# Olympics CSV Data Cleaning

In [1]:
# snippet to download the data file the first time
import os.path  # library for working with local directories

filename = 'olympics.csv'
url = r"https://github.com/realpython/python-data-cleaning/raw/master/Datasets/olympics.csv"

if not os.path.isfile(filename):  # if filename doesn't exist in current directory...
    import urllib.request  # library for making web requests
    
    # Download the file from `url` and save it locally under `filename`:
    urllib.request.urlretrieve(url, filename)
    print(filename, 'downloaded')
    
else:
    print(filename, 'already present')

olympics.csv already present


The new CSV file should contain the following columns:

0) `entry` - entry number (start at 1)

1) `name` - country/team name, with no codes/abbreviations

2) `code` - 3-letter/number country code, no parentheses

3) `01 ! combined` - # first place finishes/gold medals in summer + winter combined

4) `02 ! combined` - silver

5) `03 ! combined` - bronze

6) `? games` - total number of olympics (summer + winter combined)
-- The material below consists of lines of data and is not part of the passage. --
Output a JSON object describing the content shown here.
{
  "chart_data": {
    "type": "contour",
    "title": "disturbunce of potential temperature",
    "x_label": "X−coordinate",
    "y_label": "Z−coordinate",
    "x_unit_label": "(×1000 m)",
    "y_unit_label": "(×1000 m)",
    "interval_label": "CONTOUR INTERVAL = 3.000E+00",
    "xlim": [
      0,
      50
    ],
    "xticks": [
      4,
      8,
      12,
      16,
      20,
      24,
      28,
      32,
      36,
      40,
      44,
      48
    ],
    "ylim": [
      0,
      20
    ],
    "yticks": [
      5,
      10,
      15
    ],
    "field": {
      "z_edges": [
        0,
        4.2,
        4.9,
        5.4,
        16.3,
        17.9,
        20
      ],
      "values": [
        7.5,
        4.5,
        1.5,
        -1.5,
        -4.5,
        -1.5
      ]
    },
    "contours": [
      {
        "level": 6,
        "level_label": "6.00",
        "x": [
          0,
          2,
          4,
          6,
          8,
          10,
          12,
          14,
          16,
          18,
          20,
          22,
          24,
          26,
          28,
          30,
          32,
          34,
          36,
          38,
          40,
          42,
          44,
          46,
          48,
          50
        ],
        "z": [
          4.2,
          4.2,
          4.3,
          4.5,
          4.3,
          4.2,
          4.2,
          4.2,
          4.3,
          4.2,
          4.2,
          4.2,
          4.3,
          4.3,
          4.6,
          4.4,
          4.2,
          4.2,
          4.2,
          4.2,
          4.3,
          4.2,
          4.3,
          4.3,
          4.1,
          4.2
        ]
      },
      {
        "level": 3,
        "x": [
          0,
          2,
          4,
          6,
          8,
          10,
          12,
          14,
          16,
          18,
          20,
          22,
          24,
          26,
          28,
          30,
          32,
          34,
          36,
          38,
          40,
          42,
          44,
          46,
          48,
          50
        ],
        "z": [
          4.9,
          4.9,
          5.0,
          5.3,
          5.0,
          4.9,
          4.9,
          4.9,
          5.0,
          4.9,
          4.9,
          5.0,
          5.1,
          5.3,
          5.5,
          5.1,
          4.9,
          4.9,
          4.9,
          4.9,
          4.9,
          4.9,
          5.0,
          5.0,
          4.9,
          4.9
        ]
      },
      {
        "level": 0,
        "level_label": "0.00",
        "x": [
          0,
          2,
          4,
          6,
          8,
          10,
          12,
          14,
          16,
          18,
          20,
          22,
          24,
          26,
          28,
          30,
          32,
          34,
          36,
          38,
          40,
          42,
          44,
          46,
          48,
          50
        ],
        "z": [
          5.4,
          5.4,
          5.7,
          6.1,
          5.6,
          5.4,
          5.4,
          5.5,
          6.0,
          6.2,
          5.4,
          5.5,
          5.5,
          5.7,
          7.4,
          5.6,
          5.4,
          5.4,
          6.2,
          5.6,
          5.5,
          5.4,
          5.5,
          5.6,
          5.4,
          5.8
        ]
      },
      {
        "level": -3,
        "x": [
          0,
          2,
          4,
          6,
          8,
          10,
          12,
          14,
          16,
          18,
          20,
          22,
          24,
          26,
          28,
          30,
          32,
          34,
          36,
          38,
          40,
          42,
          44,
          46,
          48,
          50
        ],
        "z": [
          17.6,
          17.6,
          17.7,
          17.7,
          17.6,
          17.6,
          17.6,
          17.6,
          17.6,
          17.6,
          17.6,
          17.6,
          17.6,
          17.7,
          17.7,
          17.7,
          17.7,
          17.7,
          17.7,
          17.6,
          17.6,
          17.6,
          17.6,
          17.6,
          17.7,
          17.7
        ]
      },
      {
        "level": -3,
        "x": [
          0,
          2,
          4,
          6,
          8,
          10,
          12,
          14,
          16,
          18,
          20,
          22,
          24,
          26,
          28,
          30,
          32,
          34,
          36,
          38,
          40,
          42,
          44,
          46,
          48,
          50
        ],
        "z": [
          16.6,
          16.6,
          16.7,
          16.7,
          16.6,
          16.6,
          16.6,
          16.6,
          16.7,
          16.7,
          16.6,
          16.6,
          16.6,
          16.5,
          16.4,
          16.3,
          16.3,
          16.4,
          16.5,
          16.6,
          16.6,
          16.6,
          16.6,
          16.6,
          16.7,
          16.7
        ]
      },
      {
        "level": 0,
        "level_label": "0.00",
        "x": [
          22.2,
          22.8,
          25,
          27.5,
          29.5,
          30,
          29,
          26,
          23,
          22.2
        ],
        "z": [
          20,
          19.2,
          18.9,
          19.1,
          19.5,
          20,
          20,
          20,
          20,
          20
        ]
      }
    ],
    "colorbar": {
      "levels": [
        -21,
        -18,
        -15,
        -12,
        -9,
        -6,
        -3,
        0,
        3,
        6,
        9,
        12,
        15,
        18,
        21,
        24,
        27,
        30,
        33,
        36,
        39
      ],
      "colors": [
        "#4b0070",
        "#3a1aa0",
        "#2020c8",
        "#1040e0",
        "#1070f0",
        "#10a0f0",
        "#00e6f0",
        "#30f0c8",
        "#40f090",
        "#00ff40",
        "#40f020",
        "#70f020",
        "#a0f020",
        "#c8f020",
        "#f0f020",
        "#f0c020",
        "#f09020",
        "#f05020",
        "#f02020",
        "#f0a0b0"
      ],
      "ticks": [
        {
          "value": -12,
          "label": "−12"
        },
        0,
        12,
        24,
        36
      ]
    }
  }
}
7) `winter` - *no* if the team has never played in a Winter Olympics, *yes* otherwise

(8 columns in all)
 
* teams should be sorted by their 3-letter/number code, *not* their full name


Looking at a correct output file in a plain text editor, the first two rows should be as follows:

`entry,name,code,01 ! combined,02 ! combined,03 ! combined,? games,winter
1,Afghanistan,AFG,0,0,2,13,False`

In [7]:
import pandas as pd
import re
pd.options.mode.chained_assignment = None # default='warn'

def process_olympics_data(input_filename, output_filename='output.csv'):
    """Modifies the given 'olympics.csv' file into the specifications laid out above.
       
       Input: This def takes the name of the file to be modified, and the user specifies the name of the file it will output
       
       Returns: A csv file of the given specifications
    """
    #sets the columns from the original csv that we care about
    col_list = ["0","6","11","12","13","14"]
    #gives a new column name to importanted columns since we are removing the headers on import
    new_col_list = ["name","winter","? games","01 ! combined","02 ! combined","03 ! combined"]
    #import and read the given csv file, uses the above objects to exactract only what is needed
    csvf = pd.read_csv(input_filename, skiprows=2, skipfooter=1, usecols=[0,6,11,12,13,14], names=new_col_list)
    csvf["entry"] = range(1, len(csvf)+1)              #adds "entry" column and gives it a range
    csvf["code"] = range(1, len(csvf)+1)               #adds "code" column and gives it a notional range, replaced later

    a = csvf['name']                                   #picks a column to use as an index for the loop, could be any column
    for i in range(len(csvf)):
        a_it = a[i]                                    #recreates a workable object each iteration
        b_it = a_it.split(" [",1)[0]                   #splits each entry so that nothing after the country code is used

        inp = re.findall((r"\((.*?)\)"), b_it)         #searches and displays the country code from inside the parenthesis
        csvf["code"][i]=inp[0]                         #places the country code in the code column

        inp2 = re.sub(r"(.*?)\s?\(.*?\)", r"\1", b_it) #searches and displays the country name
        csvf["name"][i]=inp2[0:len(inp2)]              #places the country name in the names column

        if int(csvf['winter'][i])>0:                   #this if/else replaces the winter numbers with no or yes based on
            csvf['winter'][i] = "True"                 #whether the number was 0 or not.
        else:                                          
            csvf['winter'][i] = "False"

        #rearrange the columns into the proper order
        output = csvf[["entry","name","code","01 ! combined","02 ! combined","03 ! combined","? games","winter"]]
    return output.to_csv('output.csv', index=False)

In [8]:
process_olympics_data('olympics.csv')
#Output file will be in the same directory as this file